- Pitcher
- Born: May 1, 1972 (age 54) Manila, Philippines
- Batted: RightThrew: Right

MLB debut
- May 26, 1996, for the Oakland Athletics

Last MLB appearance
- September 9, 2001, for the Colorado Rockies

MLB statistics
- Win–loss record: 11–8
- Earned run average: 4.57
- Strikeouts: 110
- Stats at Baseball Reference

Teams
- Oakland Athletics (1996); Milwaukee Brewers (1998); Arizona Diamondbacks (1998–1999); Colorado Rockies (2000–2001);

= Bobby Chouinard =

Filipino baseball player (born 1972)

Robert William Chouinard (born May 1, 1972) is a Filipino-American former professional baseball pitcher who played five seasons in Major League Baseball (MLB). A right-handed pitcher, he was selected by the Baltimore Orioles as the 145th overall pick in the fifth round of the 1990 MLB draft. He has played for the Oakland Athletics, Milwaukee Brewers, Arizona Diamondbacks, and Colorado Rockies throughout his career. Born in Manila, Philippines, Chouinard became the first player born in the Philippines to appear in the MLB since Claudio Manela in 1925 and the first to do so following the league’s racial integration.

== High school career ==
Chouinard attended Forest Grove High School in Forest Grove, Oregon, where he played for the school’s baseball team.

== Professional career ==
After being traded from the Baltimore Orioles to the Oakland Athletics along with Allen Plaster on January 15, 1993, in exchange for Harold Baines, Major League Baseball debut with the Athletics on May 26, 1996. He went on to appear in his final major league game on September 9, 2001, as a member of the Colorado Rockies. His MLB career also included stints with the Milwaukee Brewers and Arizona Diamondbacks, during which he served primarily as a relief pitcher.

== Legal issues ==
In December 1999, Chouinard was arrested on Christmas Day following an incident in which he held a loaded firearm to his wife’s head and threatened her life. The following year, he pleaded guilty to aggravated assault and was sentenced to serve four three-month prison terms during Major League Baseball’s offseasons.

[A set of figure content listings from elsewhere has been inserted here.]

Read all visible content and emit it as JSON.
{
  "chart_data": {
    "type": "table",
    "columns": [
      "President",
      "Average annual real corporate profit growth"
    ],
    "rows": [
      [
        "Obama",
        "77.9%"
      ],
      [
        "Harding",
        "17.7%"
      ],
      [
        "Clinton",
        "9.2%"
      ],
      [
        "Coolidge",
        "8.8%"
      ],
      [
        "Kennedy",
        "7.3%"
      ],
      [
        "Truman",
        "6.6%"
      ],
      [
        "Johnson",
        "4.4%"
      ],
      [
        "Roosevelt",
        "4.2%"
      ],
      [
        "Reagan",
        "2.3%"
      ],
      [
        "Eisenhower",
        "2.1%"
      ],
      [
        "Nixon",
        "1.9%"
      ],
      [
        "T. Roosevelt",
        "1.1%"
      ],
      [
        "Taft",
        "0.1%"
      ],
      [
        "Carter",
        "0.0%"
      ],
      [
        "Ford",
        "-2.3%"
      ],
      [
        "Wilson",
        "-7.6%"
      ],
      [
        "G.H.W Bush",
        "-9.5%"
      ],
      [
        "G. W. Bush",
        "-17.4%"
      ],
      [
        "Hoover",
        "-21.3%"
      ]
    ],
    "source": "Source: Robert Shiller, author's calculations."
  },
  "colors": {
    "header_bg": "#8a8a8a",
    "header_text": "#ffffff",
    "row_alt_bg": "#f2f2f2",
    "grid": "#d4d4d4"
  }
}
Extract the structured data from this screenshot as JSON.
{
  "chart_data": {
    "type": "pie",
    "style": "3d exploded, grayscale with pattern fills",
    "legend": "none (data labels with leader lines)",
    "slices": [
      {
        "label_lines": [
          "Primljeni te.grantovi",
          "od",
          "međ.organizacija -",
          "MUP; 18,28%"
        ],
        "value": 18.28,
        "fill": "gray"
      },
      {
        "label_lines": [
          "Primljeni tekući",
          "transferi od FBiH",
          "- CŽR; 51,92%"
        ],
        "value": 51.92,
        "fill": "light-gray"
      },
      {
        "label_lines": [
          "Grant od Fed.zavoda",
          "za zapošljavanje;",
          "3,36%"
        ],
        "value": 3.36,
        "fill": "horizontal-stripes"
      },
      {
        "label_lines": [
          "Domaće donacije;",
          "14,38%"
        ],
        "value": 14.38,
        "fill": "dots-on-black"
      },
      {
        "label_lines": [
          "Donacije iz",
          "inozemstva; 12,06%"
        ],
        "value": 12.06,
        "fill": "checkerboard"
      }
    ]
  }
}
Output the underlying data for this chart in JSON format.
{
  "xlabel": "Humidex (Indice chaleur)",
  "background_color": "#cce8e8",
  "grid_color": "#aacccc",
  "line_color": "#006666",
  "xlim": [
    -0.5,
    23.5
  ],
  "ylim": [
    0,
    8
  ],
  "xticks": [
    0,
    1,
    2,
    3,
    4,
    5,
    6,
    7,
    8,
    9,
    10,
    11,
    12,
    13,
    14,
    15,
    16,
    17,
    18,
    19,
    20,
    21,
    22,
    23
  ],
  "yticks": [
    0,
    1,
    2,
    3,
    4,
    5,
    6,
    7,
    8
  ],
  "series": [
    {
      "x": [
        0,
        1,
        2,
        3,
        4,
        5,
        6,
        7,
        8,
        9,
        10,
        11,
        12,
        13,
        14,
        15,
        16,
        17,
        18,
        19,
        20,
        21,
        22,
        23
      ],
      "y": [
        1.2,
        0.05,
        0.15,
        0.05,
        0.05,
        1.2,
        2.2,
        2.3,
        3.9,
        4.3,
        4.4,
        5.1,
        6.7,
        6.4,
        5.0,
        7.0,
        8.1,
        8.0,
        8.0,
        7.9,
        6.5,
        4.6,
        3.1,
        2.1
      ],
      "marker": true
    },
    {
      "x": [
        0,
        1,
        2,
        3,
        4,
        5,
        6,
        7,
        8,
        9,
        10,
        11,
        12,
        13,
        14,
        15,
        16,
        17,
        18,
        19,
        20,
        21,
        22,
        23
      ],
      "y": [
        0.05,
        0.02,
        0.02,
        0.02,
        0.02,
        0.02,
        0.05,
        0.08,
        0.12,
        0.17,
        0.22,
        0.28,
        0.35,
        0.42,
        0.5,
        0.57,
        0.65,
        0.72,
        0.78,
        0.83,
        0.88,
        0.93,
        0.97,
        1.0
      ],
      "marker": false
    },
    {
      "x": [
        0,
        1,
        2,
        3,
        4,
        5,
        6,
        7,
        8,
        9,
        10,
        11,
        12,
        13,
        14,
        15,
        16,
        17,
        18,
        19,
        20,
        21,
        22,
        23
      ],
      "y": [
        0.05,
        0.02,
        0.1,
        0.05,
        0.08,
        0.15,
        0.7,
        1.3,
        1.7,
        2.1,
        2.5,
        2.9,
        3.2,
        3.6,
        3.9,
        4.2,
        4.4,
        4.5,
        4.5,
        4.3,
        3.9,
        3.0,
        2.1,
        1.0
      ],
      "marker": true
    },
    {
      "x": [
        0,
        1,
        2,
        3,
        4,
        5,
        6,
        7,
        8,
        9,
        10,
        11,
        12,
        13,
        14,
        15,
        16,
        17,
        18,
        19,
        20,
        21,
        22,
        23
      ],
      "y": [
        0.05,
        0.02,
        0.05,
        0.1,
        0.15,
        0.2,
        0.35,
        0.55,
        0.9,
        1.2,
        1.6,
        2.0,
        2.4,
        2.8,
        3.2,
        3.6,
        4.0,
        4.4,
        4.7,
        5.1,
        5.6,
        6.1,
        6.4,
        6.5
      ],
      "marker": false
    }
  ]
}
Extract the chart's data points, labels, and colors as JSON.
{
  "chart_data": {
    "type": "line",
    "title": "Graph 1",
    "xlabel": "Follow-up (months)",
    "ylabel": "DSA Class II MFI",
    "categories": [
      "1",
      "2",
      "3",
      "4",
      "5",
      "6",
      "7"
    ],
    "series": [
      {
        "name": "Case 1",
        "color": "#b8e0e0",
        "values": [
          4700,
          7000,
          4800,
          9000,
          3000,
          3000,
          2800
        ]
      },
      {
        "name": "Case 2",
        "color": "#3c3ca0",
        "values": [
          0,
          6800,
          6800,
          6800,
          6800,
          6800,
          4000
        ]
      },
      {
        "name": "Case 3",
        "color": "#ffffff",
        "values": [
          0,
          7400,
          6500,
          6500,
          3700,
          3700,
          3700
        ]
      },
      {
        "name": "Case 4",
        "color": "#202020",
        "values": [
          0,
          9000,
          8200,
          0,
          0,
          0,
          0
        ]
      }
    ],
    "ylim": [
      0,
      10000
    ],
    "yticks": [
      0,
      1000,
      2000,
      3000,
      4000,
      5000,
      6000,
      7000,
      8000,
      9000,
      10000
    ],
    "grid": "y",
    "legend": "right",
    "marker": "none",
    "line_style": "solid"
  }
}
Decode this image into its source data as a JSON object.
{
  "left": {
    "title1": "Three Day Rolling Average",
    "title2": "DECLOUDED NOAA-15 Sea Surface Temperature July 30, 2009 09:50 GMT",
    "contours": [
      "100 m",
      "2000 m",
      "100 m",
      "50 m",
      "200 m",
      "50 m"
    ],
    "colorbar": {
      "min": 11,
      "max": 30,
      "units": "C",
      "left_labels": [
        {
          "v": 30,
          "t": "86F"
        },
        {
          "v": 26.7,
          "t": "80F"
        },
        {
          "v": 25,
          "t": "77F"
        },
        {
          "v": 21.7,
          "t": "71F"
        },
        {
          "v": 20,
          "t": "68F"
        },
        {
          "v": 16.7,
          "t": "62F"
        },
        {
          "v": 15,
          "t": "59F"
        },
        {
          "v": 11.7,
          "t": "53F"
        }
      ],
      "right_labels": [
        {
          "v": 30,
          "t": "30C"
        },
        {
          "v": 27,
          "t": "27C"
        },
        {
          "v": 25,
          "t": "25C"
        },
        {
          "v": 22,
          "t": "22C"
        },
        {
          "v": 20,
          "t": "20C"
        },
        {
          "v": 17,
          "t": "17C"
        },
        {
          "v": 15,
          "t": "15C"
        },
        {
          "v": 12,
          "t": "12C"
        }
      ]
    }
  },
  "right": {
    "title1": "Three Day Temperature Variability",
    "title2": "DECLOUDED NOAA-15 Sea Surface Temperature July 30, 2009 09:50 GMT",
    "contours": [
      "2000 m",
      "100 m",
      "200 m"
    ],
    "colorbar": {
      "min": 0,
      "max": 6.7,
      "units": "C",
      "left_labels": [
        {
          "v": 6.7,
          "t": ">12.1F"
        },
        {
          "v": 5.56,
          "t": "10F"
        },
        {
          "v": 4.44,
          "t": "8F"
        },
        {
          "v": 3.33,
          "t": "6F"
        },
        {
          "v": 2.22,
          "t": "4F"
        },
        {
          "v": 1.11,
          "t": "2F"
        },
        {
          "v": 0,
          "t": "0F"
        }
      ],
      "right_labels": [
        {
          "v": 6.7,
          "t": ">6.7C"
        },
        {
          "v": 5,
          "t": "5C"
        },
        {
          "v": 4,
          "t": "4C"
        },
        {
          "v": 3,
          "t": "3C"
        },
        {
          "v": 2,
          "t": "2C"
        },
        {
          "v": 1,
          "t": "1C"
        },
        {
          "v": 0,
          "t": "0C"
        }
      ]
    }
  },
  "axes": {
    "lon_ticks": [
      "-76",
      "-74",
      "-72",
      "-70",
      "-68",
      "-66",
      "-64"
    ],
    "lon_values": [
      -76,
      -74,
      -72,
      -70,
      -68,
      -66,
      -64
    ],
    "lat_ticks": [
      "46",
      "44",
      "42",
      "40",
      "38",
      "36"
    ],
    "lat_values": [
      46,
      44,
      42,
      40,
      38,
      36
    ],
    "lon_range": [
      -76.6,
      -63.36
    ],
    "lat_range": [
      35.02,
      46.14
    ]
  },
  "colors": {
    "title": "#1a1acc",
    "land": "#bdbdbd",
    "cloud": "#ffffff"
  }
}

The sentence allowed him to continue his professional career, with court permission to spend up to 42 hours each week training at Coors Field and visiting his family. As part of the plea agreement, Chouinard was ordered to donate $25,000 to a domestic-violence charity and to appear in ten public-service announcements promoting awareness of domestic abuse.